One of the most laborious and soul-destroying parts of a gardener’s working week is weeding. Not only do you have to get finger deep into mud and whatever else has been discarded in a flower bed, but you also must contend with more stingers at bended down eye level. However, as there are no overheads involved with weeding or “tidying up” it is also the most time consuming and as a result most profitable.

The only other option to hand weeding is weed killer using a backpack sprayer which is cheaper for the customer but far more dangerous for all. Round Up is the most popular herbicidal weed killer in the world and for decades it has been used by gardeners to destroy bothersome weeds. Roundup is usually used with a carefree abandon being sprayed with a handheld device however its industrial use requires a strict adherence to safety precautions and mixing guidelines. The safety equipment of face mask, suit and rubber gloves makes you feel as if you are handling radioactive material rather than a popular herbicide. A cap full of Round Up is added to around 20 litres of water, mixed together then broadcast upon any visible weeds. Farmers multiply this same concoction 100-fold then spray it across fields using tractors or even planes. Millions of litres are used annually. After use all the equipment must be confined in a steel container which in turn must be locked in a secure premise and any industrial users should possess a recognised certificate for legal use. After the initial dousing a weed- or any other plant-will absorb the Glyphosate through its leaves where it attacks the enzymal structure of the plant, fatally infecting the plants life systems.

Round Up was the ’flagship’ product Monsanto until it was acquired by Bayer in 2018, in turn creating an all-encompassing super agricultural corporation. Their amalgamation is widely appreciated as an effort to avoid the growing number of multimillion negligence lawsuits that have arisen since Roundup’s main ingredient: Isopropylamine salt of Glyphosate, was recognised as the of cause of non-Hodgkin’s lymphoma in everyday users. However just as scientists are beginning to realise – or admit – how harmful this evil syrup is to humans the evidence is also building that Glyphosate is contributing to the dramatic reduction in numbers of airborne pollinators.
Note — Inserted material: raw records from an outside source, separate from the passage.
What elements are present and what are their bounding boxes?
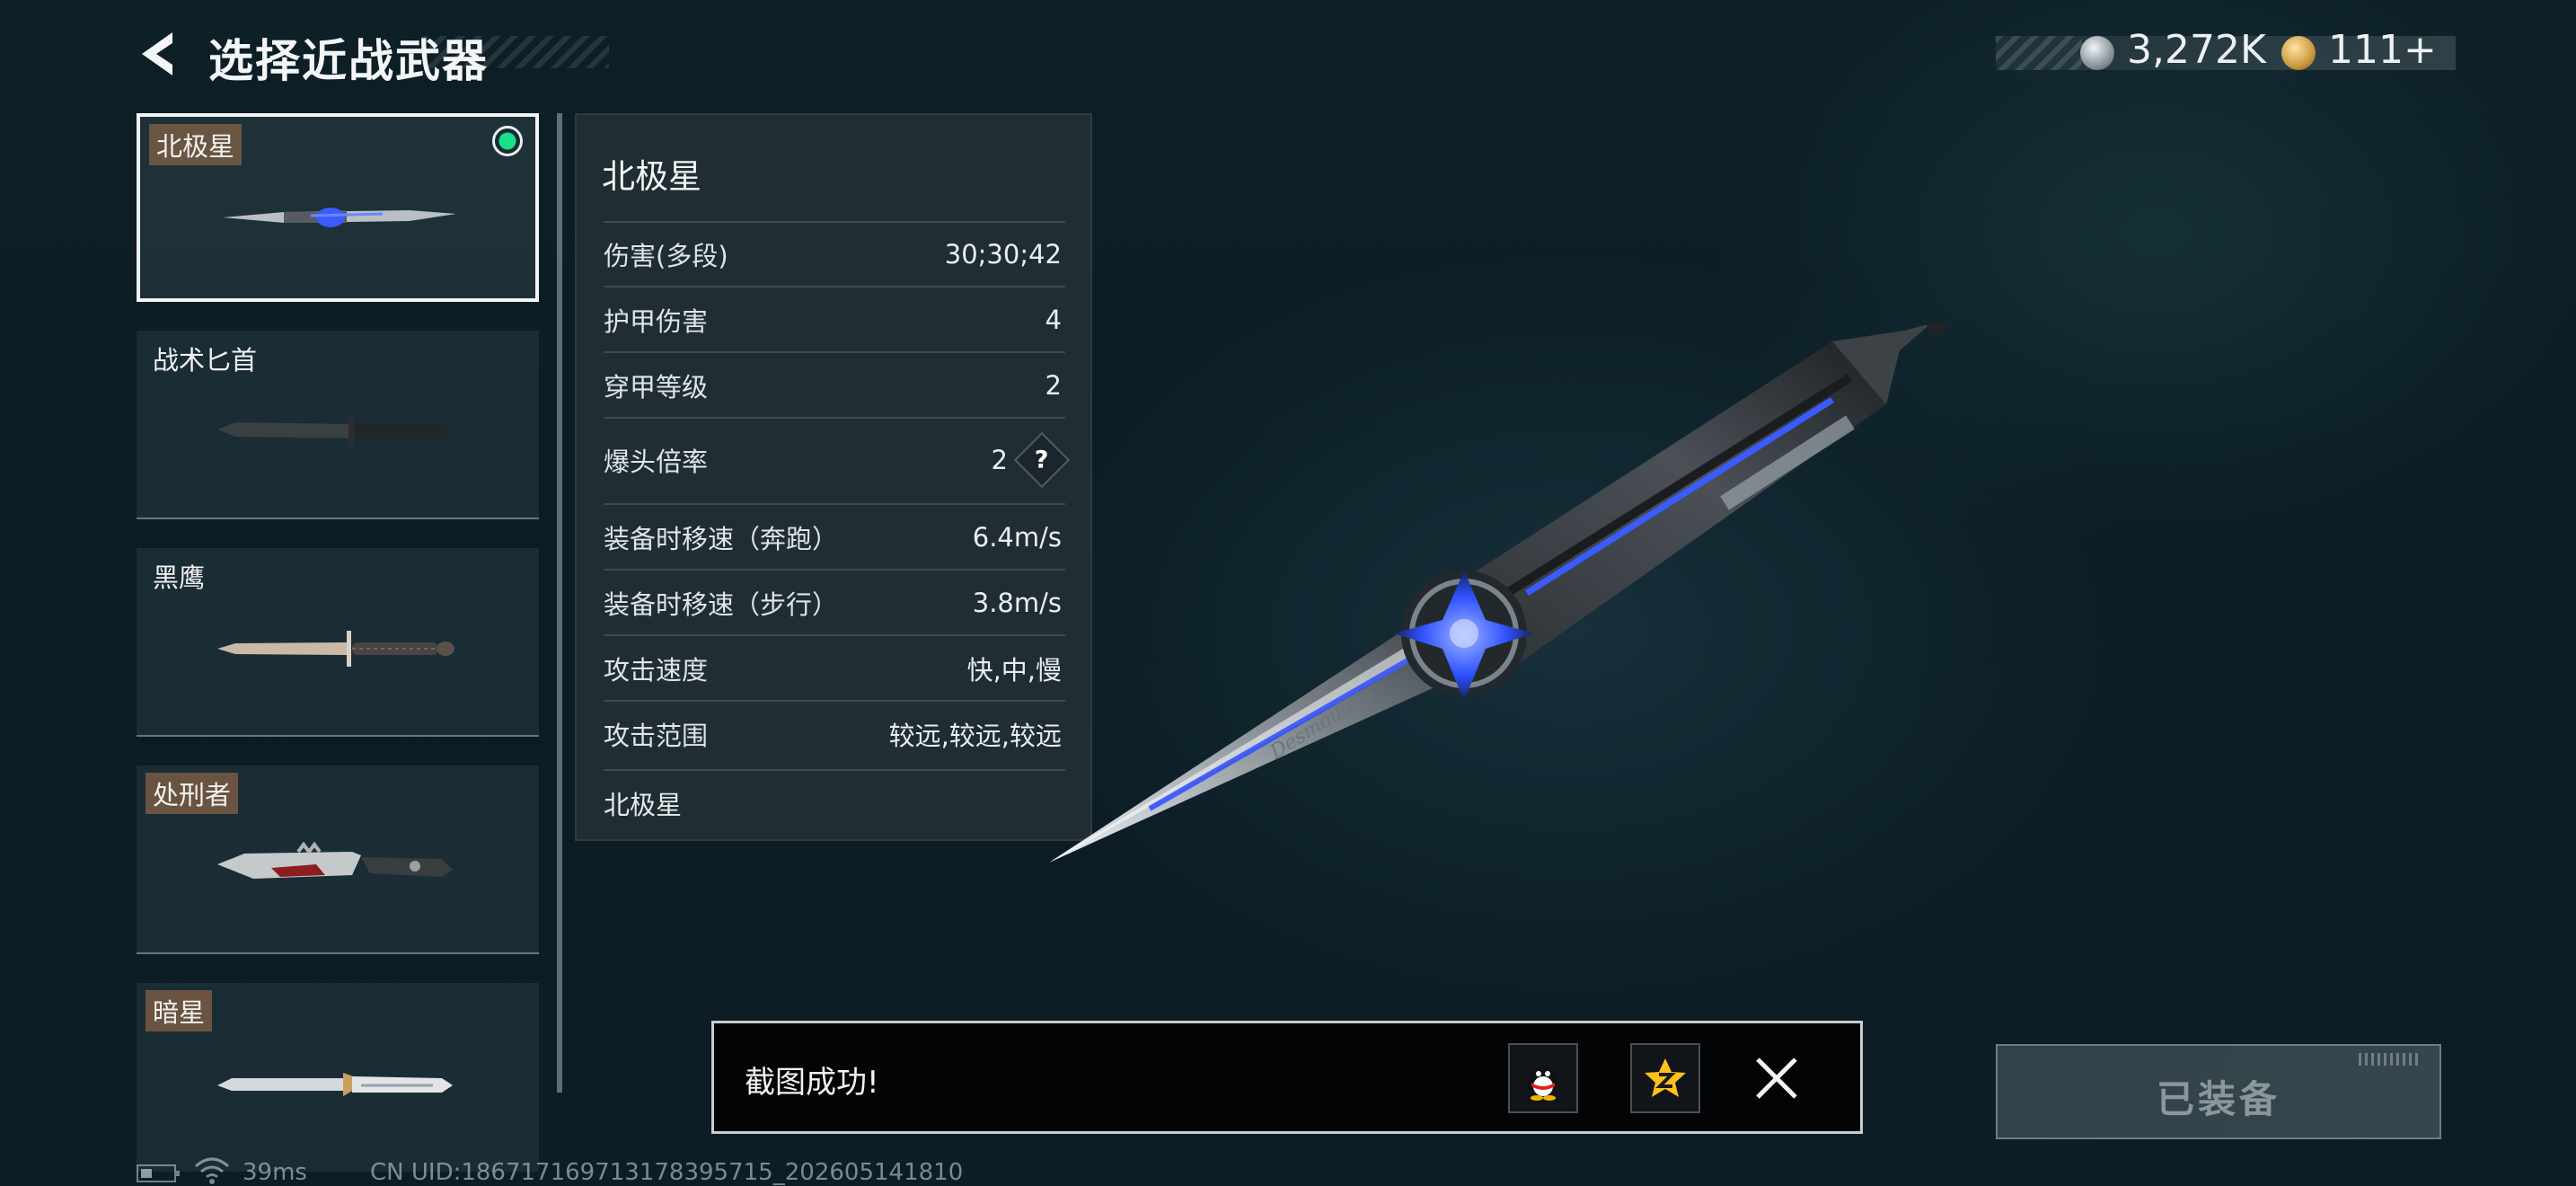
weapon-card-label: 北极星 — [149, 124, 243, 165]
stats-divider — [604, 634, 1065, 636]
weapon-card-label: 黑鹰 — [153, 562, 206, 593]
qzone-share-icon — [1645, 1058, 1686, 1097]
stats-weapon-name: 北极星 — [602, 157, 701, 196]
stats-divider — [604, 700, 1065, 702]
stat-row-damage: 伤害(多段) 30;30;42 — [604, 223, 1062, 286]
toast-message: 截图成功! — [745, 1065, 879, 1101]
stat-row-run-speed: 装备时移速（奔跑） 6.4m/s — [604, 506, 1062, 569]
currency-decoration — [1996, 36, 2082, 70]
weapon-card-label: 处刑者 — [146, 773, 239, 814]
stats-divider — [604, 351, 1065, 353]
equipped-indicator-icon — [492, 126, 523, 156]
title-decoration — [422, 36, 609, 68]
weapon-thumbnail — [217, 415, 449, 447]
weapon-card-heiying[interactable]: 黑鹰 — [137, 548, 539, 737]
screenshot-toast: 截图成功! — [711, 1021, 1863, 1134]
stat-value: 30;30;42 — [944, 239, 1062, 270]
close-icon[interactable] — [1747, 1049, 1806, 1108]
qq-share-icon — [1529, 1067, 1557, 1101]
ping-value: 39ms — [243, 1159, 307, 1186]
weapon-description: 北极星 — [604, 790, 683, 820]
stat-label: 爆头倍率 — [604, 447, 709, 477]
back-arrow-icon[interactable] — [133, 27, 187, 81]
stat-row-attack-speed: 攻击速度 快,中,慢 — [604, 637, 1062, 700]
silver-coin-icon — [2080, 36, 2114, 70]
stat-label: 装备时移速（步行） — [604, 589, 839, 620]
weapon-thumbnail — [217, 841, 453, 879]
weapon-preview-image[interactable]: Desmoulins — [1042, 323, 1976, 881]
weapon-stats-panel: 北极星 伤害(多段) 30;30;42 护甲伤害 4 穿甲等级 2 爆头倍率 2… — [575, 113, 1092, 841]
stats-divider — [604, 769, 1065, 771]
user-uid: CN UID:186717169713178395715_20260514181… — [370, 1159, 964, 1186]
gold-currency-value[interactable]: 111+ — [2328, 27, 2437, 73]
stats-divider — [604, 503, 1065, 505]
equipped-button-label: 已装备 — [2156, 1077, 2280, 1121]
silver-currency-value: 3,272K — [2127, 27, 2266, 73]
stat-row-headshot: 爆头倍率 2 ? — [604, 425, 1071, 495]
gold-coin-icon — [2281, 36, 2316, 70]
stat-label: 穿甲等级 — [604, 372, 709, 403]
stat-label: 护甲伤害 — [604, 306, 709, 337]
stats-divider — [604, 569, 1065, 571]
card-divider — [137, 735, 539, 737]
stats-divider — [604, 417, 1065, 419]
stat-row-walk-speed: 装备时移速（步行） 3.8m/s — [604, 571, 1062, 634]
weapon-card-zhanshubishou[interactable]: 战术匕首 — [137, 331, 539, 519]
weapon-list[interactable]: 北极星 战术匕首 黑鹰 处刑者 暗星 — [137, 113, 539, 1172]
weapon-card-chuxingzhe[interactable]: 处刑者 — [137, 766, 539, 954]
stat-value: 2 — [991, 445, 1008, 475]
stat-label: 装备时移速（奔跑） — [604, 524, 839, 554]
list-scrollbar[interactable] — [557, 113, 562, 1093]
qzone-share-button[interactable] — [1630, 1043, 1700, 1113]
stat-label: 攻击范围 — [604, 721, 709, 751]
button-decoration — [2359, 1053, 2422, 1066]
weapon-thumbnail — [217, 1073, 453, 1096]
stat-row-armor-damage: 护甲伤害 4 — [604, 288, 1062, 351]
weapon-card-label: 暗星 — [146, 990, 213, 1031]
card-divider — [137, 518, 539, 519]
weapon-thumbnail — [217, 631, 454, 667]
stat-label: 攻击速度 — [604, 655, 709, 686]
stat-value: 较远,较远,较远 — [888, 721, 1062, 751]
stat-row-penetration: 穿甲等级 2 — [604, 354, 1062, 417]
stat-label: 伤害(多段) — [604, 241, 728, 271]
wifi-icon — [195, 1157, 229, 1184]
stat-row-attack-range: 攻击范围 较远,较远,较远 — [604, 703, 1062, 766]
weapon-card-label: 战术匕首 — [153, 345, 258, 376]
weapon-card-beijixing[interactable]: 北极星 — [137, 113, 539, 302]
weapon-thumbnail — [223, 208, 456, 227]
stats-divider — [604, 286, 1065, 288]
card-divider — [137, 952, 539, 954]
equipped-button[interactable]: 已装备 — [1996, 1044, 2441, 1139]
weapon-card-anxing[interactable]: 暗星 — [137, 983, 539, 1172]
qq-share-button[interactable] — [1508, 1043, 1578, 1113]
battery-icon — [137, 1164, 180, 1182]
Simply, the chemical is infecting the insects gut microbes leaving them increasingly susceptible to fatal diseases.

In effect Glyphosate together with other factors such as insecticides and destruction of habitat is decimating the insect numbers across the globe.  The insects which have taken millions of years to perfect evolutionary miracles such as pheromonal communication and pollination, are now threatened with extinction. Monsanto have managed to achieve this feat in a matter of decades.
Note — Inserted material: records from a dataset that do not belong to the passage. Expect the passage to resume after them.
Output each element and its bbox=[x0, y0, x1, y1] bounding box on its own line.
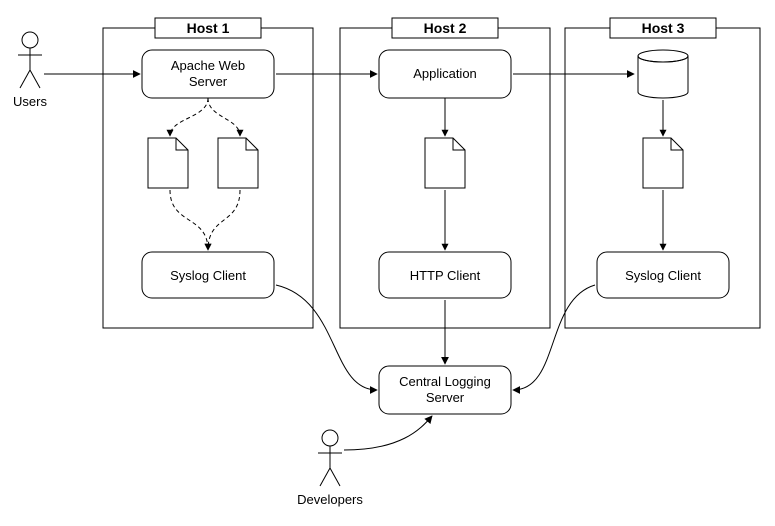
host1-title: Host 1 bbox=[187, 20, 230, 36]
svg-text:Syslog Client: Syslog Client bbox=[625, 268, 701, 283]
svg-text:HTTP Client: HTTP Client bbox=[410, 268, 481, 283]
users-actor: Users bbox=[13, 32, 47, 109]
arrow bbox=[276, 285, 377, 390]
central-logging-server-node: Central Logging Server bbox=[379, 366, 511, 414]
svg-text:Syslog Client: Syslog Client bbox=[170, 268, 246, 283]
arrow bbox=[170, 190, 208, 250]
host2-title: Host 2 bbox=[424, 20, 467, 36]
file-icon bbox=[643, 138, 683, 188]
arrow bbox=[170, 98, 208, 136]
architecture-diagram: Host 1 Apache Web Server Syslog Client bbox=[0, 0, 775, 526]
arrow bbox=[208, 190, 240, 250]
application-node: Application bbox=[379, 50, 511, 98]
syslog-client-node-host3: Syslog Client bbox=[597, 252, 729, 298]
file-icon bbox=[425, 138, 465, 188]
host1-container: Host 1 Apache Web Server Syslog Client bbox=[103, 18, 313, 328]
file-icon bbox=[218, 138, 258, 188]
apache-web-server-node: Apache Web Server bbox=[142, 50, 274, 98]
svg-text:Application: Application bbox=[413, 66, 477, 81]
svg-text:Users: Users bbox=[13, 94, 47, 109]
svg-text:Central Logging: Central Logging bbox=[399, 374, 491, 389]
host3-title: Host 3 bbox=[642, 20, 685, 36]
arrow bbox=[344, 416, 432, 450]
svg-text:Server: Server bbox=[189, 74, 228, 89]
host3-container: Host 3 Syslog Client bbox=[565, 18, 760, 328]
svg-text:Developers: Developers bbox=[297, 492, 363, 507]
http-client-node: HTTP Client bbox=[379, 252, 511, 298]
arrow bbox=[208, 98, 240, 136]
syslog-client-node-host1: Syslog Client bbox=[142, 252, 274, 298]
developers-actor: Developers bbox=[297, 430, 363, 507]
arrow bbox=[513, 285, 595, 390]
svg-text:Server: Server bbox=[426, 390, 465, 405]
file-icon bbox=[148, 138, 188, 188]
host2-container: Host 2 Application HTTP Client bbox=[340, 18, 550, 328]
svg-text:Apache Web: Apache Web bbox=[171, 58, 245, 73]
database-icon bbox=[638, 50, 688, 98]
Bayer/Monsanto cannot control natural pollinators, yet, but it increasingly looks like they are decimating their numbers to the brink of extinction or at least until consumers are completely dependent upon their products. Products which in turn are killing their customers through deadly Glyphosate contamination. These dreadful statistics tally with my own amateur observations at work. You tend to notice small things in the garden when you spend half your waking life there. And while I am no expert it doesn’t take a scientist to prognosticate how dreadful the future will be without any pollinating insects.